Anggota Komisi IX DPR RI, Edy Wuryanto, mengusulkan penerapan Academic Health System (AHS) sebagai respons terhadap keprihatinan yang disampaikan oleh para Guru Besar Fakultas Kedokteran terkenal terkait kebijakan baru Kementerian Kesehatan (Kemenkes). Menurut Edy, para guru besar tersebut khawatir bahwa kebijakan tersebut dapat mengganggu arah pendidikan dokter di Indonesia. Oleh karena itu, dia menekankan pentingnya kerjasama semua pemangku kepentingan untuk menciptakan pendidikan kedokteran yang berkualitas dan fokus pada pelayanan kesehatan.
Dalam usulannya, Edy mengungkapkan bahwa AHS merupakan solusi tengah yang efektif untuk memenuhi kedua kepentingan tersebut. AHS merupakan sistem kolaboratif antara rumah sakit pendidikan, fakultas kedokteran, lembaga riset, dan institusi kesehatan lain yang terintegrasi dalam satu kerangka tata kelola untuk klinik, pendidikan, dan riset. Model ini telah terbukti berhasil di negara-negara lain seperti Amerika Serikat, Kanada, dan Australia dalam menjaga keseimbangan antara akses pelayanan dan kualitas pendidikan kedokteran.
Edy juga mengutarakan pemahamannya terhadap maklumat serta keprihatinan yang disampaikan oleh para guru besar Fakultas Kedokteran dan civitas akademika. Menurutnya, hal ini sebagai bentuk tanggung jawab moral dan intelektual terhadap pendidikan kedokteran dan layanan kesehatan nasional. Selain memperluas akses dan pemerataan layanan medis, Edy mendukung semangat reformasi yang diusung oleh Kementerian Kesehatan, namun ia menekankan perlunya fondasi akademik dan kolaborasi lintas sektor untuk memperkuat semangat reformasi tersebut.

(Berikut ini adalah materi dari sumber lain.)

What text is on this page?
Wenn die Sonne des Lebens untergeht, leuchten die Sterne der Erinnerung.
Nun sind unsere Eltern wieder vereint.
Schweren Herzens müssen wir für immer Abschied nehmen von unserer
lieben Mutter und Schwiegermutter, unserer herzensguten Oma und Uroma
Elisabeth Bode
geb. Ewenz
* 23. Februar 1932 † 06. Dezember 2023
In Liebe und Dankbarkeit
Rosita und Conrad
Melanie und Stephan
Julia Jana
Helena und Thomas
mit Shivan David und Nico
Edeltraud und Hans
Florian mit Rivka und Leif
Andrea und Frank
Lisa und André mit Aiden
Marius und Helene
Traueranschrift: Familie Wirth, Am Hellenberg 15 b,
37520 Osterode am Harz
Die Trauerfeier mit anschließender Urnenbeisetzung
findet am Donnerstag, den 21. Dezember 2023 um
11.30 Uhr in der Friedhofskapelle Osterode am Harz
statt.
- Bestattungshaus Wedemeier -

Melalui implementasi AHS, Edy menegaskan bahwa semua pihak seperti pemerintah, universitas, rumah sakit, dan profesi medis dapat bekerja bersama secara terkoordinasi untuk mencapai tujuan tersebut. AHS juga dapat memungkinkan distribusi dokter yang lebih merata melalui jejaring rumah sakit pendidikan yang tersebar, sambil melibatkan akademisi dalam penyusunan kurikulum dan evaluasi mutu. Kekhawatiran soal keselamatan peserta didik juga dapat terjawab melalui tata kelola pendidikan yang akuntabel, sambil mendukung riset-riset inovatif yang berdampak pada pelayanan masyarakat.
Edy juga menyoroti pentingnya Konsil Kesehatan dan Kolegium sebagai penjamin mutu sistem AHS sesuai dengan Undang-Undang Nomor 17 Tahun 2023 tentang Kesehatan. Ia mendorong penguatan peran keduanya dan menekankan bahwa kedua lembaga tersebut harus tetap independen tanpa adanya intervensi dari pemerintah. Dengan demikian, implementasi AHS diharapkan dapat mengatasi berbagai isu yang berkaitan dengan pendidikan kedokteran di Indonesia.